The hydrodeoxygenation of guaiacol is modelled over a (100) β-Mo₂C surface using density functional theory and microkinetic simulations. The thermochemistry of the process shows that the demethoxylation of the guaiacol, to form phenol, will be the initial steps, with a reaction energy of 29 kJ mol⁻¹ (i.e. endothermic) and a highest activation barrier of 112 kJ mol⁻¹. Subsequently, the dehydroxylation of the phenol, which has a rate-determining activation barrier of 145 kJ mol⁻¹, will lead to the formation of benzene, with an overall reaction energy for conversion from guaiacol of −91 kJ mol⁻¹ (i.e. exothermic).
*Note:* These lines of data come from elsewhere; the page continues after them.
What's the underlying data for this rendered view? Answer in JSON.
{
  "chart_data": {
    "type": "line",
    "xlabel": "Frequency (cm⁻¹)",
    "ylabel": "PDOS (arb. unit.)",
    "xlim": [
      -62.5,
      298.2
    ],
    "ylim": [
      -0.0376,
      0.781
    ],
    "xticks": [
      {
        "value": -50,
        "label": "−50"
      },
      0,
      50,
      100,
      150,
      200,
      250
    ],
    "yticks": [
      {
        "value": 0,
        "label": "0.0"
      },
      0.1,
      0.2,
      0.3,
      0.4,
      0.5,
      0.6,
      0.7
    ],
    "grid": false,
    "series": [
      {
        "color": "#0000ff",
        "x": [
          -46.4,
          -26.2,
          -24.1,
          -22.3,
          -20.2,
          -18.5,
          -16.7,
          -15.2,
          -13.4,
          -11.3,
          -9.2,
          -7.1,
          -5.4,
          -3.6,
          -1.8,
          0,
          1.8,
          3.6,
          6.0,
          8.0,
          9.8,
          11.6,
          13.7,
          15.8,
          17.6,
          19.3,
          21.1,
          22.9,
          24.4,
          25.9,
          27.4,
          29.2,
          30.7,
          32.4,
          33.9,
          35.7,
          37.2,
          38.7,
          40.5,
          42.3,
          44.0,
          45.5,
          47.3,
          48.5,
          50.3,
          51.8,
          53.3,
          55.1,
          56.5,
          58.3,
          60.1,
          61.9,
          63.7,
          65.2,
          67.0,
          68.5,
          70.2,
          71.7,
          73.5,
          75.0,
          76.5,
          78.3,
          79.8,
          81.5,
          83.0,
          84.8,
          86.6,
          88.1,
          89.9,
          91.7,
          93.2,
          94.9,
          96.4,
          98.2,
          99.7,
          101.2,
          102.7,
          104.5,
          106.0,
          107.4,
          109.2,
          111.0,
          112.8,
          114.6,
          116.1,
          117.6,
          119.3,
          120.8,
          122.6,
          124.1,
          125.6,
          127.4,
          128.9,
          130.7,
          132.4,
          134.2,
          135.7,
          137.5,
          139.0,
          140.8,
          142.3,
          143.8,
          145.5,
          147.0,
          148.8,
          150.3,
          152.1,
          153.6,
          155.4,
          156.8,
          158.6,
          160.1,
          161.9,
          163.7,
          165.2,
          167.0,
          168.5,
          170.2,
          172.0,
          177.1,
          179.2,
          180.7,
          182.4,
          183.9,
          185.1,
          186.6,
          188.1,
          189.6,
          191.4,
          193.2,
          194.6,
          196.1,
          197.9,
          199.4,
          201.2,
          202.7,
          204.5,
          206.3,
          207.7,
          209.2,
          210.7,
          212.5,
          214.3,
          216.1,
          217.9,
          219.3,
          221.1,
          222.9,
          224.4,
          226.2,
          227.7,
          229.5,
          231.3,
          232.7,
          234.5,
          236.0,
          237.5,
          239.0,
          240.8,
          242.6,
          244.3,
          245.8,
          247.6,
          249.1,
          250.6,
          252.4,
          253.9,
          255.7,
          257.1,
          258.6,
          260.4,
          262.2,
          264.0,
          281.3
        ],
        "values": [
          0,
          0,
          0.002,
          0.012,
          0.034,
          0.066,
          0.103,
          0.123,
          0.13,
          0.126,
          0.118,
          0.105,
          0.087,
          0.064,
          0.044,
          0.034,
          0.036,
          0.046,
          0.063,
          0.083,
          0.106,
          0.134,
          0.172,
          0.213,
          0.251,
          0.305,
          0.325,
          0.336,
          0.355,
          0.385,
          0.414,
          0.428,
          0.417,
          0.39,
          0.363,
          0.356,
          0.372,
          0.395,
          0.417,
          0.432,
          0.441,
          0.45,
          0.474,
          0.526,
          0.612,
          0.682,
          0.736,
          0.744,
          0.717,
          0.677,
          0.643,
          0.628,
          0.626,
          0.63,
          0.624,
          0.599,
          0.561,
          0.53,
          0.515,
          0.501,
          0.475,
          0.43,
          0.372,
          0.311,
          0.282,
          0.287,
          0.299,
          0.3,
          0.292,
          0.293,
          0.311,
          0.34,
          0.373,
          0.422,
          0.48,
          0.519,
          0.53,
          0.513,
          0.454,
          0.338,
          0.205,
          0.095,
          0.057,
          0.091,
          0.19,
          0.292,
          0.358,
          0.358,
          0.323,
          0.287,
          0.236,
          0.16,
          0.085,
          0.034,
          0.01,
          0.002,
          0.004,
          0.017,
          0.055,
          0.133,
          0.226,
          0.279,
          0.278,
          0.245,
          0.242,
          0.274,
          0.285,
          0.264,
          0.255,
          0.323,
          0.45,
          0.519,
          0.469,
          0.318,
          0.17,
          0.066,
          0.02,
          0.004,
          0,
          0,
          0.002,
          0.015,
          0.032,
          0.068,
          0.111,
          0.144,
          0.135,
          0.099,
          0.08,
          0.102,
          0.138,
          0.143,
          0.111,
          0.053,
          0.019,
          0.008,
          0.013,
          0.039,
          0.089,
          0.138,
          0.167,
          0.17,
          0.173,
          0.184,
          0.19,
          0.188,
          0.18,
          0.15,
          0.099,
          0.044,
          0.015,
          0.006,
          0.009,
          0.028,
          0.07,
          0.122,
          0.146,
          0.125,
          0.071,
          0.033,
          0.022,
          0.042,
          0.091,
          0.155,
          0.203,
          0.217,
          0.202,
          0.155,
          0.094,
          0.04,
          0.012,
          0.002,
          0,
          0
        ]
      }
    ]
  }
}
The sp² and sp hybridized carbon atoms of the molecular functional groups are found to dissociate on the surface with minimum energy barriers, while the hydrogenation of the adsorbed molecules requires higher energy. The microkinetic modelling, which is performed considering typical reaction conditions of 500 to 700 K, and a partial pressure ratio for H₂ : guaiacol of 1, shows quick formation and accumulation of phenol on the surface with increasing temperature, although high temperatures mitigate the guaiacol adsorption step. Based on simulated temperature programmed desorption (TPD), maximum conversion of guaiacol can be expected at 70% surface coverage of this species.